Они раздавались потом, почти не переставая, то тише, то громче, разнообразные, разноголосые, но далёкие и глухие, точно это кричали сами стены. Дети знали, что там была женщина, у которой каждый день скоблили железом кость и которая всегда страшно кричала и лишалась чувств, и мужчина, который ревел, как бык, потому что доктор размахивался и прокалывал ему ножом живот. Страх нарастал, наполнял всю комнату, поднимался до потолка и опускался оттуда, как душный свод.
Но это было не всё.
Самое страшное было впереди.
Стёпка, который давно уже стоял у дверей на часах, вытаращив глаза, стремглав ковылял к постели и вытягивался во фронт. Все поспешно шевелились и потом затихали — наставала мёртвая тишина.
В коридоре слышался топот многих шагов, настежь распахивалась дверь, и в палату входил профессор.
Он входил, медленно переваливаясь, и с трудом переставляя ноги, точно на них были одеты чугунные сапоги. У него был горбатый нос и страшные, красные, волосатые руки, которые равнодушно висели вниз, — и Лизе казалось, что в палату двигается камень, который может спокойно всех раздавить.
Он обходил одну за другой все постели, и за ним шли все доктора, все сестры и целая куча незнакомых людей.

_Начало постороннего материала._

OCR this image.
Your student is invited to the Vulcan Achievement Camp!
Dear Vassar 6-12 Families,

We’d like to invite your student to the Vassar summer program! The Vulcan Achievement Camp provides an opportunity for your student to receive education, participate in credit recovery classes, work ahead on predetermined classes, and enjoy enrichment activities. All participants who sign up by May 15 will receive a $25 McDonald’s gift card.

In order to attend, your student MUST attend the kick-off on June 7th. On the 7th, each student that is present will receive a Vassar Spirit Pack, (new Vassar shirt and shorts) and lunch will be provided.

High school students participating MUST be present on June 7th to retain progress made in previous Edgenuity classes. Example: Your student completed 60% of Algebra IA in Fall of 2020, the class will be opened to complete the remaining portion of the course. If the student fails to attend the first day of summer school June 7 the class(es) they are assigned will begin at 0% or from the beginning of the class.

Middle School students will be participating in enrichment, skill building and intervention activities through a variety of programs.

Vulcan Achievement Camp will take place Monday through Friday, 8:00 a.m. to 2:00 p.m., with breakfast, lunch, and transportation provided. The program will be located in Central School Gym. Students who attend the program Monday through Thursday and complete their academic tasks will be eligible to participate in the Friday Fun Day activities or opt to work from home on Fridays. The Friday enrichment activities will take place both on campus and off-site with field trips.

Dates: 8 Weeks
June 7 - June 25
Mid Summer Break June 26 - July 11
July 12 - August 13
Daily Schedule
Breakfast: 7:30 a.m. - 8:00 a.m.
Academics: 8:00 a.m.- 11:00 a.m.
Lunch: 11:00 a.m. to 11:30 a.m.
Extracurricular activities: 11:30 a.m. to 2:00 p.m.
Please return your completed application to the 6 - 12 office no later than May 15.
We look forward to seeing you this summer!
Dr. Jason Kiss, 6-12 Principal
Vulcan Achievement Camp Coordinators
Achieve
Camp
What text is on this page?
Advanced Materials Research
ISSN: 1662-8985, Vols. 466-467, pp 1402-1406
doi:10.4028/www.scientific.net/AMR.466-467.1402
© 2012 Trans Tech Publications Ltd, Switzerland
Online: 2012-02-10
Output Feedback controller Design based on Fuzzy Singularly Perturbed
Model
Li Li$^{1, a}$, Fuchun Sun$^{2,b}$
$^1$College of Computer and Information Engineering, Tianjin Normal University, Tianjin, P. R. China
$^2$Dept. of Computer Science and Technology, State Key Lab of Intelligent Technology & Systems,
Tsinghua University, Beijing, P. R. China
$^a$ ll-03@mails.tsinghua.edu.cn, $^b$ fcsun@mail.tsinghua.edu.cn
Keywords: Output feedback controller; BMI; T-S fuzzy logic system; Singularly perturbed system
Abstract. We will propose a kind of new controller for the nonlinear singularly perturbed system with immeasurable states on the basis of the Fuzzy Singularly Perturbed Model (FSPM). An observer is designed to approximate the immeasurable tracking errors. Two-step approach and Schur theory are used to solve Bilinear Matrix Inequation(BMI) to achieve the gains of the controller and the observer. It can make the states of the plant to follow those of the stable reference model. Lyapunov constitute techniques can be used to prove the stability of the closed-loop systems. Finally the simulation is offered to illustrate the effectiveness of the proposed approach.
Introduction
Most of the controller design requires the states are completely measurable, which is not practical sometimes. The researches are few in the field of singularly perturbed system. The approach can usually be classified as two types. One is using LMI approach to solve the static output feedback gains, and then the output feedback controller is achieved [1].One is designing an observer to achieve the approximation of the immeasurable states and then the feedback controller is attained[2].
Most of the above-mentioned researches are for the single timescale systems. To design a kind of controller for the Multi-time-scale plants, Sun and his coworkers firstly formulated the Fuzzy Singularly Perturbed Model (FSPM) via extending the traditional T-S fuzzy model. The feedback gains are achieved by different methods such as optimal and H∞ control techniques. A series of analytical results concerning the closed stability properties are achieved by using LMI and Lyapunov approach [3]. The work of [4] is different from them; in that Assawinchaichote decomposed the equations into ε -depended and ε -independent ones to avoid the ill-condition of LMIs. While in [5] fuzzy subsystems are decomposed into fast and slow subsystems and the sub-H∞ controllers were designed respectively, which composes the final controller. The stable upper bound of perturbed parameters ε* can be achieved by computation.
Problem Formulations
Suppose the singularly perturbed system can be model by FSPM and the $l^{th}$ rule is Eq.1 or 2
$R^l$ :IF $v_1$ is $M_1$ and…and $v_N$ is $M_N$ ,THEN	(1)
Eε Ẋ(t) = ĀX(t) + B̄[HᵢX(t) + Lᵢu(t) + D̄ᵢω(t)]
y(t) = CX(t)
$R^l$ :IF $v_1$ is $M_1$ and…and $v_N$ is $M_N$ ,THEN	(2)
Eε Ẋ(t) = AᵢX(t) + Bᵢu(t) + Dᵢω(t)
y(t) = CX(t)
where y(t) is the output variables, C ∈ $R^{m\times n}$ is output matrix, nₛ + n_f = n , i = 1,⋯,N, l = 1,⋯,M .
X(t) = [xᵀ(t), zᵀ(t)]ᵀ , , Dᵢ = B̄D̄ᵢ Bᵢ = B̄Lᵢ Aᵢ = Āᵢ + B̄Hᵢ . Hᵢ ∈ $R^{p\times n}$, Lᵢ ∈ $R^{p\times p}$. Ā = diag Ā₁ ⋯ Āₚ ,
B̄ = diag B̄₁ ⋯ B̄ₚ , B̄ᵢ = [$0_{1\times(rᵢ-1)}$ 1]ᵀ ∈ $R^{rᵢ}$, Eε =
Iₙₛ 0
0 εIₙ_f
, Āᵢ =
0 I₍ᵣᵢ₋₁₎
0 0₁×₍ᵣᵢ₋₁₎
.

Он равнодушно слушал, когда румяный доктор почтительно говорил, иногда кивал головой, медленно поднимал одеяло и своей страшной рукой больно ощупывал тело. Потом, переваливаясь, волоча ноги и болтая руками, со всей своей свитой уходил — и дети, не шевелясь, лежали и дрожали ещё полчаса, потому что каждый боялся, что сейчас придут, положат его на носилки и понесут.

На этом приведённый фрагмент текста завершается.